Mansehra (KPK) also experienced widespread closure of businesses after a union of traders called for a complete shutdown of all business centres in the city. Pind Dadan Khan (Jhelum, Punjab Province) also witnessed a complete shutter-down strike as per the call by Anjuman Tajran against electricity bills, which had become a source of growing concern for the residents. Similar sentiments were echoed in Chichawatani (Jhelum District, Punjab) where the local community rallied behind the Chichawatni bar’s call for a strike against the high electricity bills. Agitated consumers in Rawalpindi surrounded the Islamabad Electric Supply Company station and set fire to their electricity bills. The protesters vehemently opposed the government’s taxation policy, lamenting that their hard-earned money was being squeezed out through exorbitant bills. They declared their refusal to pay bills and vowed not to let their electricity supply be disconnected. Demonstrations resulted in severe traffic congestion, causing long queues of vehicles.
Currency depreciation is the major cause of the current price shock in electricity. The Pakistan government has no lever at present to control it given the ongoing IMF programme. Seventy per cent is because of currency depreciation, while another 10-12 per cent hike is because of interest rates. The government and State Bank of Pakistan’s hands are not only tied under the IMF programme but are under pressure to further tighten monetary policy. The proposals made by the Power Division to the Prime Minister’s Office along with a few other suggestions, can only be implemented at the cost of the IMF programme and therefore, the Finance Ministry did not support it. For example, the Power Division had also indicated providing one-slab benefit to the residential consumers as used to be the case until last year but had to be withdrawn under the IMF programme to arrest circular debt because of substantial financial impact.
Also, another suggestion pertained to lowering of sales tax rate or doing away with other taxes like income tax and surcharges but those too had been imposed under the overall scheme of the IMF programme to achieve a specific tax target and circular debt reduction plan in consultation with international lenders, including the World Bank and the Asian Development Bank. Also, the tax rates and impositions are duly enforced by parliament through finance bills while surcharges were imposed by successive governments – the latest being PKR 3.23 per unit that came into force only a few months ago in the run-up to the revival of the suspended IMF programme.
Further, it is pertinent to note that the caretaker government is bound under the ongoing SBA (Stand-By Arrangement) to provide quarterly data on performance relating to recoveries and circular debt changes to the IMF in line with set targets no later than 30 days on completion of each quarter.
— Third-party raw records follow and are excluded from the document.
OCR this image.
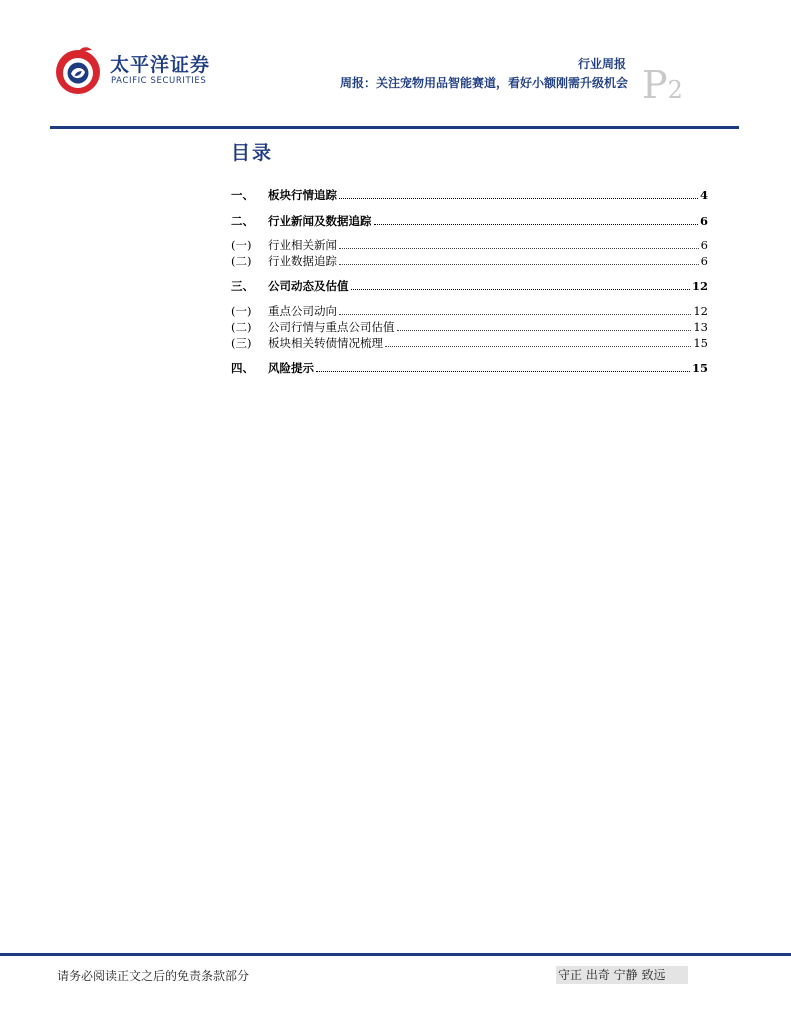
太平洋证券
PACIFIC SECURITIES
行业周报
周报：关注宠物用品智能赛道，看好小额刚需升级机会 P2
目录
一、	板块行情追踪	4
二、	行业新闻及数据追踪	6
(一)	行业相关新闻	6
(二)	行业数据追踪	6
三、	公司动态及估值	12
(一)	重点公司动向	12
(二)	公司行情与重点公司估值	13
(三)	板块相关转债情况梳理	15
四、	风险提示	15
请务必阅读正文之后的免责条款部分	守正 出奇 宁静 致远
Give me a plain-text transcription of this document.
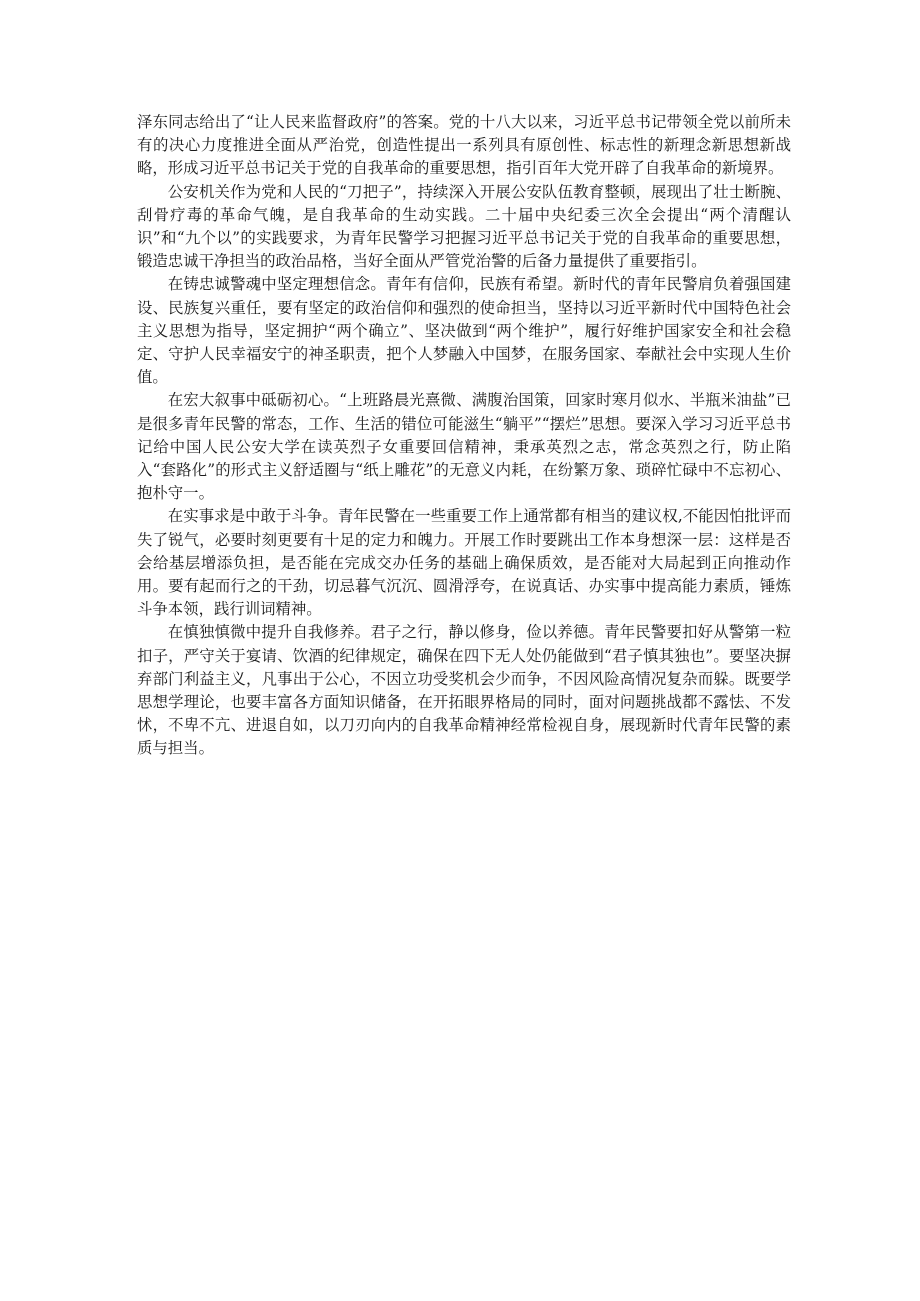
泽东同志给出了“让人民来监督政府”的答案。党的十八大以来，习近平总书记带领全党以前所未有的决心力度推进全面从严治党，创造性提出一系列具有原创性、标志性的新理念新思想新战略，形成习近平总书记关于党的自我革命的重要思想，指引百年大党开辟了自我革命的新境界。

公安机关作为党和人民的“刀把子”，持续深入开展公安队伍教育整顿，展现出了壮士断腕、刮骨疗毒的革命气魄，是自我革命的生动实践。二十届中央纪委三次全会提出“两个清醒认识”和“九个以”的实践要求，为青年民警学习把握习近平总书记关于党的自我革命的重要思想，锻造忠诚干净担当的政治品格，当好全面从严管党治警的后备力量提供了重要指引。

在铸忠诚警魂中坚定理想信念。青年有信仰，民族有希望。新时代的青年民警肩负着强国建设、民族复兴重任，要有坚定的政治信仰和强烈的使命担当，坚持以习近平新时代中国特色社会主义思想为指导，坚定拥护“两个确立”、坚决做到“两个维护”，履行好维护国家安全和社会稳定、守护人民幸福安宁的神圣职责，把个人梦融入中国梦，在服务国家、奉献社会中实现人生价值。

在宏大叙事中砥砺初心。“上班路晨光熹微、满腹治国策，回家时寒月似水、半瓶米油盐”已是很多青年民警的常态，工作、生活的错位可能滋生“躺平”“摆烂”思想。要深入学习习近平总书记给中国人民公安大学在读英烈子女重要回信精神，秉承英烈之志，常念英烈之行，防止陷入“套路化”的形式主义舒适圈与“纸上雕花”的无意义内耗，在纷繁万象、琐碎忙碌中不忘初心、抱朴守一。

在实事求是中敢于斗争。青年民警在一些重要工作上通常都有相当的建议权,不能因怕批评而失了锐气，必要时刻更要有十足的定力和魄力。开展工作时要跳出工作本身想深一层：这样是否会给基层增添负担，是否能在完成交办任务的基础上确保质效，是否能对大局起到正向推动作用。要有起而行之的干劲，切忌暮气沉沉、圆滑浮夸，在说真话、办实事中提高能力素质，锤炼斗争本领，践行训词精神。

在慎独慎微中提升自我修养。君子之行，静以修身，俭以养德。青年民警要扣好从警第一粒扣子，严守关于宴请、饮酒的纪律规定，确保在四下无人处仍能做到“君子慎其独也”。要坚决摒弃部门利益主义，凡事出于公心，不因立功受奖机会少而争，不因风险高情况复杂而躲。既要学思想学理论，也要丰富各方面知识储备，在开拓眼界格局的同时，面对问题挑战都不露怯、不发怵，不卑不亢、进退自如，以刀刃向内的自我革命精神经常检视自身，展现新时代青年民警的素质与担当。
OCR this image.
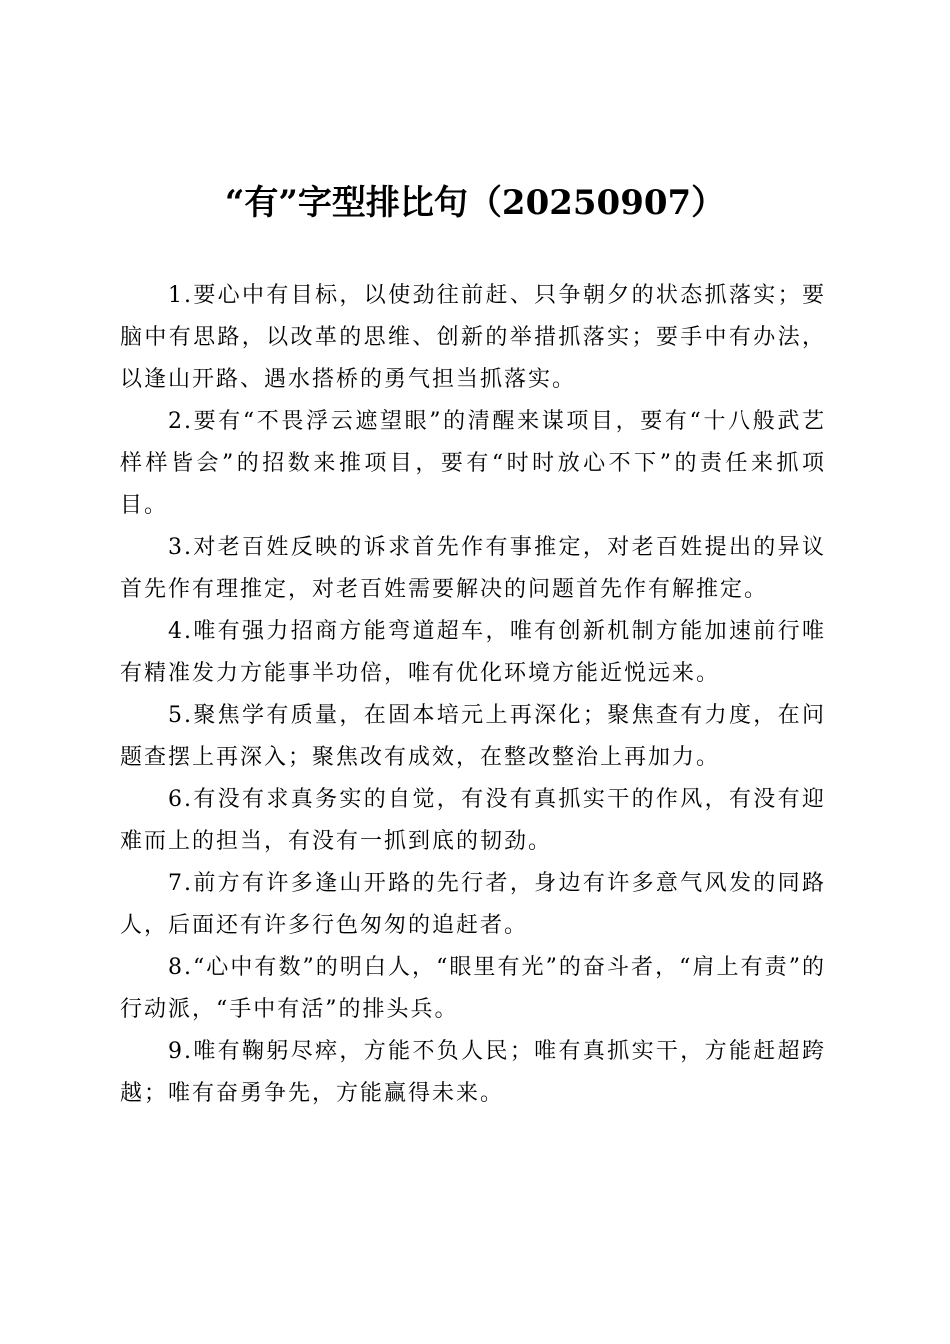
“有”字型排比句（20250907）

1.要心中有目标，以使劲往前赶、只争朝夕的状态抓落实；要脑中有思路，以改革的思维、创新的举措抓落实；要手中有办法，以逢山开路、遇水搭桥的勇气担当抓落实。

2.要有“不畏浮云遮望眼”的清醒来谋项目，要有“十八般武艺样样皆会”的招数来推项目，要有“时时放心不下”的责任来抓项目。

3.对老百姓反映的诉求首先作有事推定，对老百姓提出的异议首先作有理推定，对老百姓需要解决的问题首先作有解推定。

4.唯有强力招商方能弯道超车，唯有创新机制方能加速前行唯有精准发力方能事半功倍，唯有优化环境方能近悦远来。

5.聚焦学有质量，在固本培元上再深化；聚焦查有力度，在问题查摆上再深入；聚焦改有成效，在整改整治上再加力。

6.有没有求真务实的自觉，有没有真抓实干的作风，有没有迎难而上的担当，有没有一抓到底的韧劲。

7.前方有许多逢山开路的先行者，身边有许多意气风发的同路人，后面还有许多行色匆匆的追赶者。

8.“心中有数”的明白人，“眼里有光”的奋斗者，“肩上有责”的行动派，“手中有活”的排头兵。

9.唯有鞠躬尽瘁，方能不负人民；唯有真抓实干，方能赶超跨越；唯有奋勇争先，方能赢得未来。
Hence, the government cannot afford any slippage on the completion of the first quarter on 30 September 2023 which would come under direct review of the IMF staff by the end of October or early November for the disbursement of US$ 710 million, second tranche of the US$ 3 billion SBA. Mainly because of these challenges, it was agreed at the PM’s Office that proposals regarding the one-slab benefit and relief in taxes should be referred to the
Finance Ministry before a formal discussion is taken at the meeting of the federal cabinet. So, for the foreseeable future, Pakistan will continue to be in a mess. Either way, the people of Pakistan are being taken for a royal ride, with no recourse to stop the horse mid-course and get off. The challenge for the government will be to find ways to get around the IMF conditions on the economy and yet manage to grow. That is the most difficult task ahead. Political stability is thus of paramount importance in the coming weeks and months. While the Army has taken charge of getting Pakistan’s economy on track, past experience suggests that not much will happen except for cosmetic change. Pakistan is on a one-way road to hell, and little is being done to stop it. May Allah save the people of Pakistan!